Agreed. If JSON metadata (more accurately, I guess, structured datatypes for metadata) is to be the standard going forward, we should use the capabilities it gives us. But we need to focus on the data model rather than the representation, and recognise that we’re changing that model, not just layering parsing rules on top of the old, flat model.

Why not? How is it any harder to define core metadata in terms of strings, lists and dictionaries, with lowercase names and plurals where appropriate, plus a set of mapping rules to translate that to an email representation, than to define core metadata in a “flat” form modelled on what email format allows, with a set of mapping rules to translate to JSON and/or strings, lists and dictionaries?

Unless we use the PEP 566 rules, we’re changing the model, so let’s do it properly now, rather than creating the need for a second transition, when we’re fully using JSON metadata and tying it to a flat underlying data model no longer makes sense.

Looking at this another way, I think that if we limit the scope of PEP 819 to just the storage of metadata in JSON files, we’re pretty much compelled to use the existing standard for how to map metadata to JSON. But I’m starting to think we’d be better expanding the scope of PEP 819 to actually define the core metadata in a structured form (dictionaries, lists and strings), let the JSON format fall naturally out of how that form is serialised, and write serialisation rules for translating the new metadata format to the legacy email form. That way, when someone wants to add a new metadata item in the future, they can just use structured data naturally, get JSON serialisation for free, and it’s 100% clear that they need to define how to map the structured form to email.

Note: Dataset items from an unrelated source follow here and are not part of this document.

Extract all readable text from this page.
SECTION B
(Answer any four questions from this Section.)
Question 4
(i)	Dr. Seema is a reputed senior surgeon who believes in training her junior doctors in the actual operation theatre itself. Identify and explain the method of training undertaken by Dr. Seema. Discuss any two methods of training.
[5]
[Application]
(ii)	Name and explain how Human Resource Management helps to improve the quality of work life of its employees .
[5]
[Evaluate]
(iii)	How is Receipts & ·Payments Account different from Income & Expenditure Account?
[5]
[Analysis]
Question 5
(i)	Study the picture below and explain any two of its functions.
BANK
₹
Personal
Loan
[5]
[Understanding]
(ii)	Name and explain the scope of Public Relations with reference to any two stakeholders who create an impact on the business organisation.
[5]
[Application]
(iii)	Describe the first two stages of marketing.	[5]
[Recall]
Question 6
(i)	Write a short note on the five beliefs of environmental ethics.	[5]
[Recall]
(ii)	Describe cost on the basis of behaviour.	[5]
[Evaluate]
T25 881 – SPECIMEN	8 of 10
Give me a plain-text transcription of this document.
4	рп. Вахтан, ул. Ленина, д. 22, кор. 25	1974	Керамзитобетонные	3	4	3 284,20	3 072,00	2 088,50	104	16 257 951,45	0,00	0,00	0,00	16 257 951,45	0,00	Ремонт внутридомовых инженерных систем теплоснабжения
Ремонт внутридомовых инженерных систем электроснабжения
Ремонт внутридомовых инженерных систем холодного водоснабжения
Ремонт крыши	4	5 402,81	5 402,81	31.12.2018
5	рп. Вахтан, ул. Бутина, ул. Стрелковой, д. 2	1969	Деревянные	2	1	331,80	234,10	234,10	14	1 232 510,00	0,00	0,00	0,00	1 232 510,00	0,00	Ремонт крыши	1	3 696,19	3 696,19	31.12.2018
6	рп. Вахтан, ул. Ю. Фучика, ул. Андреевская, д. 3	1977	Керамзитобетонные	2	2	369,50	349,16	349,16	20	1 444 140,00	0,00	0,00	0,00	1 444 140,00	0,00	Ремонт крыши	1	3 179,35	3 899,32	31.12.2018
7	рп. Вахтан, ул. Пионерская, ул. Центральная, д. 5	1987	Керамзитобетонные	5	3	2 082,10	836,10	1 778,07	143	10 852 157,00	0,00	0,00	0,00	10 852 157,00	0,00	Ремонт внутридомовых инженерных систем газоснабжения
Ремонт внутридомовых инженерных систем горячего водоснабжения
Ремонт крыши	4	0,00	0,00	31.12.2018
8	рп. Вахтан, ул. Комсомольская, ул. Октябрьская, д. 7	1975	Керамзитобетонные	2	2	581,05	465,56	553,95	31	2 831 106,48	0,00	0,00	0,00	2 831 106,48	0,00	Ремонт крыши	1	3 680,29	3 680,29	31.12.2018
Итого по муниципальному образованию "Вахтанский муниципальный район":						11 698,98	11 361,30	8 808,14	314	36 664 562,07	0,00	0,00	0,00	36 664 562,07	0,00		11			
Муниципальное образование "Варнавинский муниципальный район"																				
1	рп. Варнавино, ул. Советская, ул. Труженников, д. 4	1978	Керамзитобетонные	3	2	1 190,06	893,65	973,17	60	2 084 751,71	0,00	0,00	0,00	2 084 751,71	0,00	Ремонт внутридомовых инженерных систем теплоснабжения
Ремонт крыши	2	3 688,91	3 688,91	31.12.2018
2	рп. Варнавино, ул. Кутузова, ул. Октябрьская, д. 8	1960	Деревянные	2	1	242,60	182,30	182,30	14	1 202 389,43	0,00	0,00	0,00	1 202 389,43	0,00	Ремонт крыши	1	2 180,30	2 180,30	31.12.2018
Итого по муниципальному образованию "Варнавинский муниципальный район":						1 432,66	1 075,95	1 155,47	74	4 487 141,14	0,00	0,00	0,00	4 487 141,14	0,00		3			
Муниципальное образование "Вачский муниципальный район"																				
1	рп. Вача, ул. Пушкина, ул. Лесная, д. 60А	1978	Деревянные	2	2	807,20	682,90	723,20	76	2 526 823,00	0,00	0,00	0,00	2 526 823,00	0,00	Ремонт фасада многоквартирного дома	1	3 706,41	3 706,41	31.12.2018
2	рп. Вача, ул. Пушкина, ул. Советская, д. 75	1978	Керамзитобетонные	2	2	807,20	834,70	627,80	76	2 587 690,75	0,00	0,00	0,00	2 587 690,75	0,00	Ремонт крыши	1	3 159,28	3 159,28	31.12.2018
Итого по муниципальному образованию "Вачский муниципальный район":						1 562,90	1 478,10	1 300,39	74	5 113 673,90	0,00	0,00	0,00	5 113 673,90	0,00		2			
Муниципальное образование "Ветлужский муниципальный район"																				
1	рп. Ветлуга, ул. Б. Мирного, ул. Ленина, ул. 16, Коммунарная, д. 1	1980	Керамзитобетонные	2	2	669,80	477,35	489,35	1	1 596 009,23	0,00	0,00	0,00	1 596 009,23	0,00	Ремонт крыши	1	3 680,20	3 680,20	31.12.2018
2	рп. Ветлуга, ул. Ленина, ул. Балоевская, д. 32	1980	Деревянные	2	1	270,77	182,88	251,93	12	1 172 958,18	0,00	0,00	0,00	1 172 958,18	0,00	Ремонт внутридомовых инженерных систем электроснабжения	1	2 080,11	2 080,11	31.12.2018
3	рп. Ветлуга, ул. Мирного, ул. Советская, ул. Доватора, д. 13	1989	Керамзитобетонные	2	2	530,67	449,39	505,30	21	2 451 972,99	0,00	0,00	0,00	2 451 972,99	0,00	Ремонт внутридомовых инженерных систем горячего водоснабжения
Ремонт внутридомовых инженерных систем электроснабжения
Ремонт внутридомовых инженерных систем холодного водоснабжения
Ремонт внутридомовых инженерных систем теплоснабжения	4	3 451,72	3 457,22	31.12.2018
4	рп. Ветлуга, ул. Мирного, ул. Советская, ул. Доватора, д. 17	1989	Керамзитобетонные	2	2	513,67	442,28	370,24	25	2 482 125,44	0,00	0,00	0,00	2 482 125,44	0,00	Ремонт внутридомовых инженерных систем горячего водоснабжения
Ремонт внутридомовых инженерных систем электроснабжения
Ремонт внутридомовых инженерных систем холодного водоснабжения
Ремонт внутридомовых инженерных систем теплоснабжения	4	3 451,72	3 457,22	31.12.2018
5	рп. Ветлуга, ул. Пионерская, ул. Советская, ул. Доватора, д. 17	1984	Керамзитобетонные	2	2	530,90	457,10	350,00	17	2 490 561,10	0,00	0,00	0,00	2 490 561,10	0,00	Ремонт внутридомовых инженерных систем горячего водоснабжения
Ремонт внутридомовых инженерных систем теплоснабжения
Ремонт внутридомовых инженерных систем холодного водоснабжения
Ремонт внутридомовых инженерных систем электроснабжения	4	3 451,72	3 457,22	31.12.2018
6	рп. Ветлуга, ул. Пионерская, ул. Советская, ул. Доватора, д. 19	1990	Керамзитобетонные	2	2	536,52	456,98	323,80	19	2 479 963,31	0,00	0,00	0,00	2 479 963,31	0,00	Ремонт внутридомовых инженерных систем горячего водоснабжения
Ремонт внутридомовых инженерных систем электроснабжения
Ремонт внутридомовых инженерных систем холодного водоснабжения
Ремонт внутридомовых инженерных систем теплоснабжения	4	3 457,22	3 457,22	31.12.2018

I think the idea of JSON metadata is great, but we’ve been here before (sort of) with the withdrawn PEP426. As far as I recall, there wasn’t anything technical wrong with what was proposed there (broadly speaking), but it basically died for social/political reasons. Maybe there’s a greater appetite now for this … I know I spent a lot of time on `distlib` working with the PEP426 format, back in the day, but that came to nothing.

The PEP text doesn’t seem to refer to PEP426 at all, is there any particular reason for that? Just curious.